Eccentricities
I have many a strange urge. One is to camp out in the house. I don't mean with a tent. The plan is just to sleep in different parts of the house, bed down for the night in the so-called garden room, perhaps, making up a bed close to the French doors so that I'm separated from the garden by some double-glazed glass. The bed would consist of cushions and pillows and, of course, a sleeping bag.
The routine would be the same as always. I'm not planning on cooking meals on a camping stove or anything stupid like that; I'll eat en famille as always but instead of 'going upstairs' to bed as I normally do, I'll simply bed down in the space I've allotted for myself and just lie there, staring at the ceiling, thinking about whatever I think about and occasionally taking a peak outside at the dark garden. It would be good if there was a lightning storm, although we don't get many in the UK, it would more than likely be rain, but that would be good, lying there listening to the rain on the flat roof overhead. And then, in the morning, after, hopefully, a good night's sleep, I'd get up and make breakfast as usual. Perhaps it's more exciting thinking about it than actually doing it. It might be one of those things I regret. I might not sleep well, it could be cold at night (unless I wait until summer). Of course, if I enjoyed it, I might move around the house, possibly sleep under the dining room table, making myself a little camp under there, or out in the hall, at the bottom of the stairs, like a dog, or just on the sofa, although that would be too 'normal', the sort of thing you might feasibly do anyway, I don't know.
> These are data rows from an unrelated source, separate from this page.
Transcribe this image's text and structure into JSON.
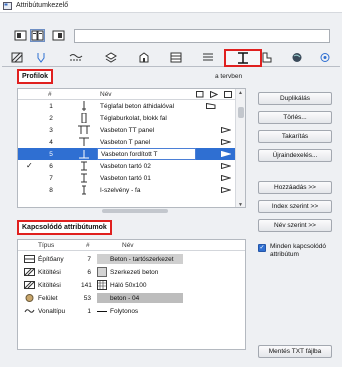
{
  "window": {
    "title": "Attribútumkezelő"
  },
  "search": {
    "value": "",
    "placeholder": ""
  },
  "tabs": [
    {
      "icon": "fill-pattern-icon"
    },
    {
      "icon": "pen-icon"
    },
    {
      "icon": "line-type-icon"
    },
    {
      "icon": "layer-icon"
    },
    {
      "icon": "building-material-icon"
    },
    {
      "icon": "composite-icon"
    },
    {
      "icon": "profile-icon"
    },
    {
      "icon": "zone-category-icon"
    },
    {
      "icon": "surface-icon"
    },
    {
      "icon": "mep-system-icon"
    }
  ],
  "profiles": {
    "label": "Profilok",
    "in_plan_label": "a tervben",
    "columns": {
      "index": "#",
      "name": "Név"
    },
    "rows": [
      {
        "index": "1",
        "name": "Téglafal beton áthidalóval",
        "in_plan": false
      },
      {
        "index": "2",
        "name": "Téglaburkolat, blokk fal",
        "in_plan": false
      },
      {
        "index": "3",
        "name": "Vasbeton TT panel",
        "in_plan": false
      },
      {
        "index": "4",
        "name": "Vasbeton T panel",
        "in_plan": false
      },
      {
        "index": "5",
        "name": "Vasbeton fordított T",
        "in_plan": false,
        "selected": true
      },
      {
        "index": "6",
        "name": "Vasbeton tartó 02",
        "in_plan": true
      },
      {
        "index": "7",
        "name": "Vasbeton tartó 01",
        "in_plan": false
      },
      {
        "index": "8",
        "name": "I-szelvény - fa",
        "in_plan": false
      }
    ]
  },
  "buttons": {
    "duplicate": "Duplikálás",
    "delete": "Törlés...",
    "purge": "Takarítás",
    "reindex": "Újraindexelés...",
    "add": "Hozzáadás >>",
    "by_index": "Index szerint >>",
    "by_name": "Név szerint >>",
    "save_txt": "Mentés TXT fájlba"
  },
  "show_associated": {
    "label": "Minden kapcsolódó attribútum",
    "checked": true
  },
  "associated": {
    "label": "Kapcsolódó attribútumok",
    "columns": {
      "type": "Típus",
      "index": "#",
      "name": "Név"
    },
    "rows": [
      {
        "type": "Építőany",
        "index": "7",
        "name": "Beton - tartószerkezet",
        "icon": "building-material-icon"
      },
      {
        "type": "Kitöltési",
        "index": "6",
        "name": "Szerkezeti beton",
        "icon": "fill-icon"
      },
      {
        "type": "Kitöltési",
        "index": "141",
        "name": "Háló 50x100",
        "icon": "fill-icon"
      },
      {
        "type": "Felület",
        "index": "53",
        "name": "beton - 04",
        "icon": "surface-icon"
      },
      {
        "type": "Vonaltípu",
        "index": "1",
        "name": "Folytonos",
        "icon": "line-type-icon"
      }
    ]
  }
}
I've slept in all the bedrooms. I've never slept in the porch, that might be a little on the cold side, although we're getting quotes for double-glazing so perhaps I'll wait awhile. The kitchen might prove a challenge. Those hard floors, the humming refrigerator, a dripping tap, I don't know, it might prove a bridge too far.
I keep talking about buying a tent and camping in the back garden, or getting hold of a bivvy bag; now that would be daring, sleeping like a cowboy in the desert, but the idea of being that exposed to the elements is a little worrying and besides, it's dark out there, I'd much rather be 'under canvas'. Sleeping in a tent would bring untold pleasures; I'd take a radio with me and listen to it all night. I would probably buy a couple of chocolate bars and have a midnight feast all on my own and then, in the morning, there would be sausages for breakfast, cooked on a stove along with a couple of fried eggs and a small tin of baked beans, not forgetting some toast, all of which would come with me, I wouldn't be going into the house, that would be cheating.
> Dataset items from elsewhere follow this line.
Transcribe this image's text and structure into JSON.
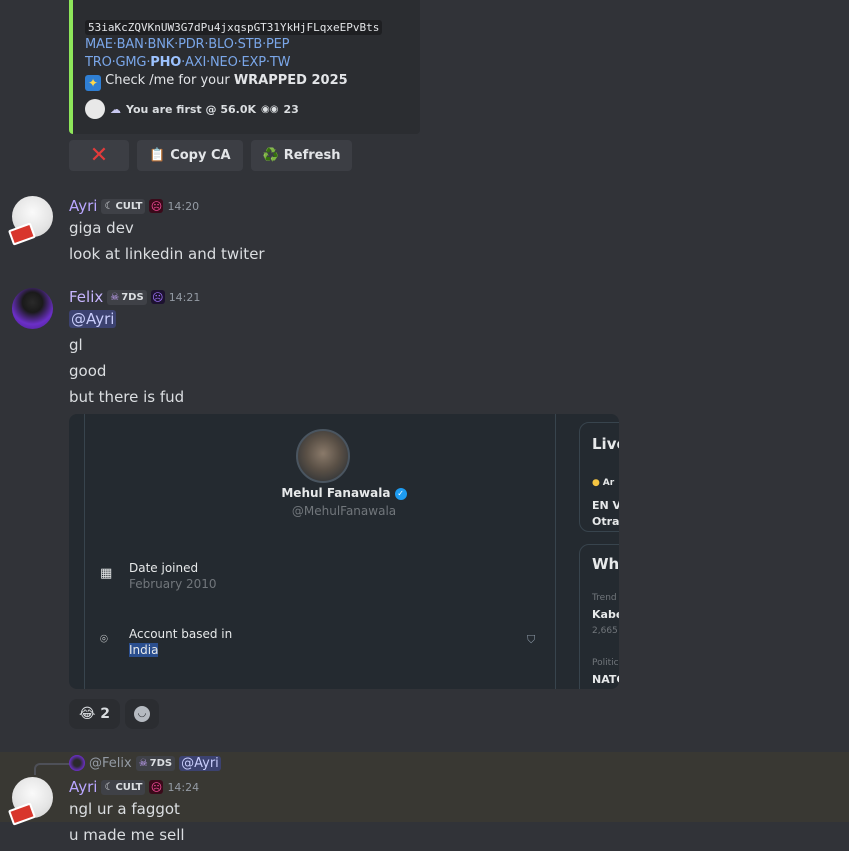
{
  "bot_embed": {
    "contract_address": "53iaKcZQVKnUW3G7dPu4jxqspGT31YkHjFLqxeEPvBts",
    "links_row1": [
      "MAE",
      "BAN",
      "BNK",
      "PDR",
      "BLO",
      "STB",
      "PEP"
    ],
    "links_row2": [
      "TRO",
      "GMG",
      "PHO",
      "AXI",
      "NEO",
      "EXP",
      "TW"
    ],
    "bold_link": "PHO",
    "wrapped_prefix": "Check /me for your ",
    "wrapped_bold": "WRAPPED 2025",
    "footer_text": "You are first @ 56.0K",
    "footer_count": "23",
    "accent_color": "#8ee65a"
  },
  "buttons": {
    "close_icon": "❌",
    "copy_label": "Copy CA",
    "copy_icon": "📋",
    "refresh_label": "Refresh",
    "refresh_icon": "♻️"
  },
  "messages": [
    {
      "author": "Ayri",
      "tag": "CULT",
      "time": "14:20",
      "lines": [
        "giga dev",
        "look at linkedin and twiter"
      ]
    },
    {
      "author": "Felix",
      "tag": "7DS",
      "time": "14:21",
      "mention": "@Ayri",
      "lines": [
        "gl",
        "good",
        "but there is fud"
      ]
    },
    {
      "author": "Ayri",
      "tag": "CULT",
      "time": "14:24",
      "lines": [
        "ngl ur a faggot",
        "u made me sell"
      ]
    }
  ],
  "twitter_card": {
    "name": "Mehul Fanawala",
    "handle": "@MehulFanawala",
    "date_joined_label": "Date joined",
    "date_joined_value": "February 2010",
    "account_based_label": "Account based in",
    "account_based_value": "India",
    "side_live_title": "Live",
    "side_live_small": "Ar",
    "side_live_line1": "EN V",
    "side_live_line2": "Otra",
    "side_what_title": "Wh",
    "side_trend_small": "Trend",
    "side_trend_name": "Kabe",
    "side_trend_count": "2,665",
    "side_politics_small": "Politic",
    "side_politics_name": "NATC"
  },
  "reactions": {
    "emoji": "😂",
    "count": "2",
    "add_reaction_icon": "smiley-add"
  },
  "reply_preview": {
    "author": "@Felix",
    "tag": "7DS",
    "mention": "@Ayri"
  }
}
I'd like to sleep on the flat roof of the aforementioned garden room but I'm not sure it will take my weight. The last thing I want is to wake up the neighbours as I crash through the roof and land with a bang inside the house. If it happened, you can bet it would be in the dead of night when everybody had gone to sleep. I could only sleep on the roof in the summer months, preferably one of those uncomfortably hot days we get once in a while. One for the bivvy bag I reckon. Sleeping in the fresh air would probably be the best sleep I'm ever likely to get so it would be worth it for that alone - unless I rolled off and landed in the flowerbed.
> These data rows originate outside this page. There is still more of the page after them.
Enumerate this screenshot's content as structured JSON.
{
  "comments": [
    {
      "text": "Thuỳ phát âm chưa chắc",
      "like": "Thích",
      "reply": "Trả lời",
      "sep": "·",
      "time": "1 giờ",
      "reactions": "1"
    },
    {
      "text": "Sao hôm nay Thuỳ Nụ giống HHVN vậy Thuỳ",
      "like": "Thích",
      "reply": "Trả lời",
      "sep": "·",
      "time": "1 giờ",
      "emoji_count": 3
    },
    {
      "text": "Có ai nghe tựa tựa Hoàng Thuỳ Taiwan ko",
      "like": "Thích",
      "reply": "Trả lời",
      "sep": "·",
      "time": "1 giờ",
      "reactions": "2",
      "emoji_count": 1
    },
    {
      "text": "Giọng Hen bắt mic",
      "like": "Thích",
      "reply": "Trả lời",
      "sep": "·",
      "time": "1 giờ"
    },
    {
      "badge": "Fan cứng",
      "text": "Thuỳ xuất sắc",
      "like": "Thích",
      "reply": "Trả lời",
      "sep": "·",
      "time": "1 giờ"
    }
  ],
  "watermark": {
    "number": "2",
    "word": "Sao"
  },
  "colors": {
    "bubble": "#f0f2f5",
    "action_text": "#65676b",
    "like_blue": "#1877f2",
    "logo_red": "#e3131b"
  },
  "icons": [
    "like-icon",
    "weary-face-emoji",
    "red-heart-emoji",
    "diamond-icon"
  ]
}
People say that sleeping in a bathtub is really comfortable. I wonder. I'd have to set the alarm and warn other members of the household to use the en suite so as not to disturb me if they have to answer the call of nature. I would be quite affronted, in fact, if I woke up and found somebody sitting there, doubtlessly staring at me and questioning my sanity.
When I was a kid I used to fantasise about having one of those steam locomotives that you see in parks on which the driver sits on top, pulling excitable kids and their long-suffering parents behind him. It remains a fantasy to this day, sadly. Another similar train-based fantasy revolves around winning the lottery. If it ever happens, I would buy a big house in the country and install a life-sized fairground ghost train. All house guests would have to ride the train and they would eventually arrive in my living room where I would be waiting for them dressed in a Noel Coward smoking jacket and handing out the Champagne.
My shaken guests, glass of Champagne in hand, would probably be feeling relieved, having emerged from the ghost train unscathed, and might be thinking the rest of their stay would be pretty normal, but they would be mistaken. Imagine their surprise in the dead of night when heading to the kitchen for a glass of water they discover that I am sleeping at the foot of the stairs!